Looking for someone to process all the wikis above 50k in size from [url removed, login to view] and [url removed, login to view] . Include non-English versions, talk pages and user pages but not revision history (ie you only need the most recent articles). We would like you to: A. convert the above wikis listed into html and their associated image dumps. B. extract the html and in-article images from the wikis attached by crawling the sites. Only extract the article itself, not the template (navigation and footer). C. machine translate the html from both A and B into as many languages as possible (from and to English and between other non-English languages). For this we recommend you use a translator that preserves html. D. Remove broken links (eg where in Wikipedia people link to articles that have not been written yet). E. Output HTML and where there are associated image dumps, ensure that links to the images are ok, otherwise strip them out. Only include article pages, not other namespaces (eg image, user and discussion pages). This must be able to be run periodically. So any manual processes must be clearly documented. This can be run on our servers or on yours. If it's ours, it must be on the linux platform and require no more than 400MB memory. For this initial run, all data from all the wikis in all the languages is a deliverable. Subsequent runs we can negotiate something beyond this project. Coders without significant history on RAC must submit a portfolio and expert guarantee of 20% to be considered.

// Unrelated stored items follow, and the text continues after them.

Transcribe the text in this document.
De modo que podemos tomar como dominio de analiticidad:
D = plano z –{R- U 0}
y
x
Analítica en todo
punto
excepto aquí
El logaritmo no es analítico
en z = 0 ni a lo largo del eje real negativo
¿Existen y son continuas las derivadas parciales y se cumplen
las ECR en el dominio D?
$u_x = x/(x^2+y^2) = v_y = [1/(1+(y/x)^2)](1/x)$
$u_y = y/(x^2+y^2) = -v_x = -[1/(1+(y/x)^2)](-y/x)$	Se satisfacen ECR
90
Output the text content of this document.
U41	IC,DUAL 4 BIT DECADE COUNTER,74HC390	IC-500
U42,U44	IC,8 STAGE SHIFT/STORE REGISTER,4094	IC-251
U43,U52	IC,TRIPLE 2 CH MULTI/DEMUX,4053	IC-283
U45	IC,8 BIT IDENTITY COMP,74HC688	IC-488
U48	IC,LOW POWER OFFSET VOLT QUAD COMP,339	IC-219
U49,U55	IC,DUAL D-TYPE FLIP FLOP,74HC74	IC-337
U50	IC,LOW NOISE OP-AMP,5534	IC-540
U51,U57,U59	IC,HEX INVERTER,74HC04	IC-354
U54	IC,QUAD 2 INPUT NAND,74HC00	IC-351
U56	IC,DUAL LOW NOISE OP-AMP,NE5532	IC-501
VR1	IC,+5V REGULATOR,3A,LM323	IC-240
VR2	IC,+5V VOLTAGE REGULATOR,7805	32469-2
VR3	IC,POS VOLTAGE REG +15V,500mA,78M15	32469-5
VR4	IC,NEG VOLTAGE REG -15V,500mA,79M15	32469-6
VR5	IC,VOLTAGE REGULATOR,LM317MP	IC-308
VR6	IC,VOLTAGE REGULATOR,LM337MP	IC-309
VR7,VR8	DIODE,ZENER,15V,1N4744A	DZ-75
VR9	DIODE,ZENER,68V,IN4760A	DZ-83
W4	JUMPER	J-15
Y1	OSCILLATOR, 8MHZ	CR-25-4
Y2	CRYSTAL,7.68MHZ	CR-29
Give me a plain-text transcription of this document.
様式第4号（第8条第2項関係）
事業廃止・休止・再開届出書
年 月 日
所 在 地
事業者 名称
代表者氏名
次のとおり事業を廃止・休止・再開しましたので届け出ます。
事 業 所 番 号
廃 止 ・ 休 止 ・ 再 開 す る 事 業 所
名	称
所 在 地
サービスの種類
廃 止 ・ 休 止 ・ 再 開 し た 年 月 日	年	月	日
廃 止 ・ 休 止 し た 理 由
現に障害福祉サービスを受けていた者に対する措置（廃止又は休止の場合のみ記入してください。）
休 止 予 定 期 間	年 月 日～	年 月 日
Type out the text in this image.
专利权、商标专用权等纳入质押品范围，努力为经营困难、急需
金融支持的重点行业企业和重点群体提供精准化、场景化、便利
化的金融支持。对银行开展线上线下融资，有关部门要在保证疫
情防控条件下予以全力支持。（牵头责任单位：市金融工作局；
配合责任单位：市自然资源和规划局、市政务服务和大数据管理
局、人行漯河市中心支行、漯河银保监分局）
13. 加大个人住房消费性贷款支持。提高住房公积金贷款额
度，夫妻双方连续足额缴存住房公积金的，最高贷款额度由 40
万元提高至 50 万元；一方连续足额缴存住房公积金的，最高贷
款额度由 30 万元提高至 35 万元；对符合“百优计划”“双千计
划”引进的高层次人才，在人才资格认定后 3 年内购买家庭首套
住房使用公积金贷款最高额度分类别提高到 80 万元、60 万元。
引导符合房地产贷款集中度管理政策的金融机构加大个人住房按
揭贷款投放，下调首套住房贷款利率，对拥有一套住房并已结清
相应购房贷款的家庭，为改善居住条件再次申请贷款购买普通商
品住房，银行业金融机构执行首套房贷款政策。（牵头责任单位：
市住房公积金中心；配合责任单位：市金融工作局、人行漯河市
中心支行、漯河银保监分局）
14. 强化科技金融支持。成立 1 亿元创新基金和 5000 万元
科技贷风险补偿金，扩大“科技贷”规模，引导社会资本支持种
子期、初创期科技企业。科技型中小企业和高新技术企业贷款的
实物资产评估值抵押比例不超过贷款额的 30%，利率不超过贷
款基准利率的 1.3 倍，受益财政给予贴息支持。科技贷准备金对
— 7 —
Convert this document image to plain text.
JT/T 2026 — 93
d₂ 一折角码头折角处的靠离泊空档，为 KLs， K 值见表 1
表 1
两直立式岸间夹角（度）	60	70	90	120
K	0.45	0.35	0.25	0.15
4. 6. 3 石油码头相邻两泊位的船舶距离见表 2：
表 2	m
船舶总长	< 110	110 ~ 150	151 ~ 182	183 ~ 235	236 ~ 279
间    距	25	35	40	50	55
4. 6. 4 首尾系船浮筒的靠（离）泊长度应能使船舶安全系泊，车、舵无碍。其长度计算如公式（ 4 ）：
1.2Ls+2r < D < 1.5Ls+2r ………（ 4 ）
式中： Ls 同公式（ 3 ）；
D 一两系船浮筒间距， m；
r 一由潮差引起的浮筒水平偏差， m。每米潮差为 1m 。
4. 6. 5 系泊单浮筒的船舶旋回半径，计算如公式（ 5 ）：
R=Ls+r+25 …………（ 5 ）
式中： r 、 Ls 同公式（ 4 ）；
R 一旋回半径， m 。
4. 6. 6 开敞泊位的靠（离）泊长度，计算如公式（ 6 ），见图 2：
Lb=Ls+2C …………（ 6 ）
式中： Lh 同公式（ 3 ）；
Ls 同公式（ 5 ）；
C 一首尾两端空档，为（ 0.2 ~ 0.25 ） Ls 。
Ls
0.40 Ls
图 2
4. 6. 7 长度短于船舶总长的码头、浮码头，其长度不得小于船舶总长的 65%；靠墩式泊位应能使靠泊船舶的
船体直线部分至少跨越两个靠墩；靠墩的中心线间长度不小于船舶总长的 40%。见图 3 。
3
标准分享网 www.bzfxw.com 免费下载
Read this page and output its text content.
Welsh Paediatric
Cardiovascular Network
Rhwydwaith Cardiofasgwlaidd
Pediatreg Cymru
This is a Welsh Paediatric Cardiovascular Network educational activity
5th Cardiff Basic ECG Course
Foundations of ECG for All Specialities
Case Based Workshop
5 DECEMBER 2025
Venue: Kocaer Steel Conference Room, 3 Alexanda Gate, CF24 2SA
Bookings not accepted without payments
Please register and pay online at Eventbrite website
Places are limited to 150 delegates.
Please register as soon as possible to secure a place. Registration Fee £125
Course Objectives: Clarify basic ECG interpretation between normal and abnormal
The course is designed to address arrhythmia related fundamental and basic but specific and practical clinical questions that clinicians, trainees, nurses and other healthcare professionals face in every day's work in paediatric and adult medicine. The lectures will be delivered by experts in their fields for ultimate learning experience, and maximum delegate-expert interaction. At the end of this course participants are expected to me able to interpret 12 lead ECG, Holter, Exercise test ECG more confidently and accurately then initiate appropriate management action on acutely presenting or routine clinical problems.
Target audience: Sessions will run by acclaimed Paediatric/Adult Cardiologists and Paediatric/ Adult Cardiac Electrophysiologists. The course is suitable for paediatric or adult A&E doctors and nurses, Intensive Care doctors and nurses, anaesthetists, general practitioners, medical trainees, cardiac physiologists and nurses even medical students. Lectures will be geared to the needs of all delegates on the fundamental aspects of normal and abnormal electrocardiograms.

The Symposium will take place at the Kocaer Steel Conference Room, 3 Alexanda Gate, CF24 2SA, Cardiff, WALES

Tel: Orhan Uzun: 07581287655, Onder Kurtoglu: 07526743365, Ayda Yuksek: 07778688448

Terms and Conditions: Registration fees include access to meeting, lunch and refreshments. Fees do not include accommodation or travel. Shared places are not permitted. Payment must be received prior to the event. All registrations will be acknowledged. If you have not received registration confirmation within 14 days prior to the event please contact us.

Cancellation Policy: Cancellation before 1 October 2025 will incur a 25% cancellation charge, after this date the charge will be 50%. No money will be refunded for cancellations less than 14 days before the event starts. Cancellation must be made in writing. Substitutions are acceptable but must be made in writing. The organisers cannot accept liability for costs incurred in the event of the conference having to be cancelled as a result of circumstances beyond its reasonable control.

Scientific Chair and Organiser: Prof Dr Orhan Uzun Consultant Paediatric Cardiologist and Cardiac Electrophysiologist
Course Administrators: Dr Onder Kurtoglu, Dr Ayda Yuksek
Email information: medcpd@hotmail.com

The script needs produce one table with the following fields: * Article name (in original language) * source wiki * Original Language (2 letter code) * Translated Language (2 letter code).. Leave as NULL if it's the original untranslated content * html (translated, where an image dump is provided have correct links to them, otherwise take them out) * date of translation * date of article (as specified in XML feed) * popularity of article (where the record exists) This task deals with a large amount of data (in the gigabytes) so it's advisable that only coders with experience in managing gigabytes of data attempt this. 1) Complete and fully-functional working program(s) in executable form as well as complete source code of all work done.
2) Deliverables must be in ready-to-run condition, as follows (depending on the nature of the deliverables):
a) For web sites or other server-side deliverables intended to only ever exist in one place in the Buyer's environment--Deliverables must be installed by the Seller in ready-to-run condition in the Buyer's environment.
b) For all others including desktop software or software the buyer intends to distribute: A software installation package that will install the software in ready-to-run condition on the platform(s) specified in this bid request.
3) All deliverables will be considered "work made for hire" under U.S. Copyright law. Buyer will receive exclusive and complete copyrights to all work purchased. (No GPL, GNU, 3rd party components, etc. unless all copyright ramifications are explained AND AGREED TO by the buyer on the site per the coder's Seller Legal Agreement).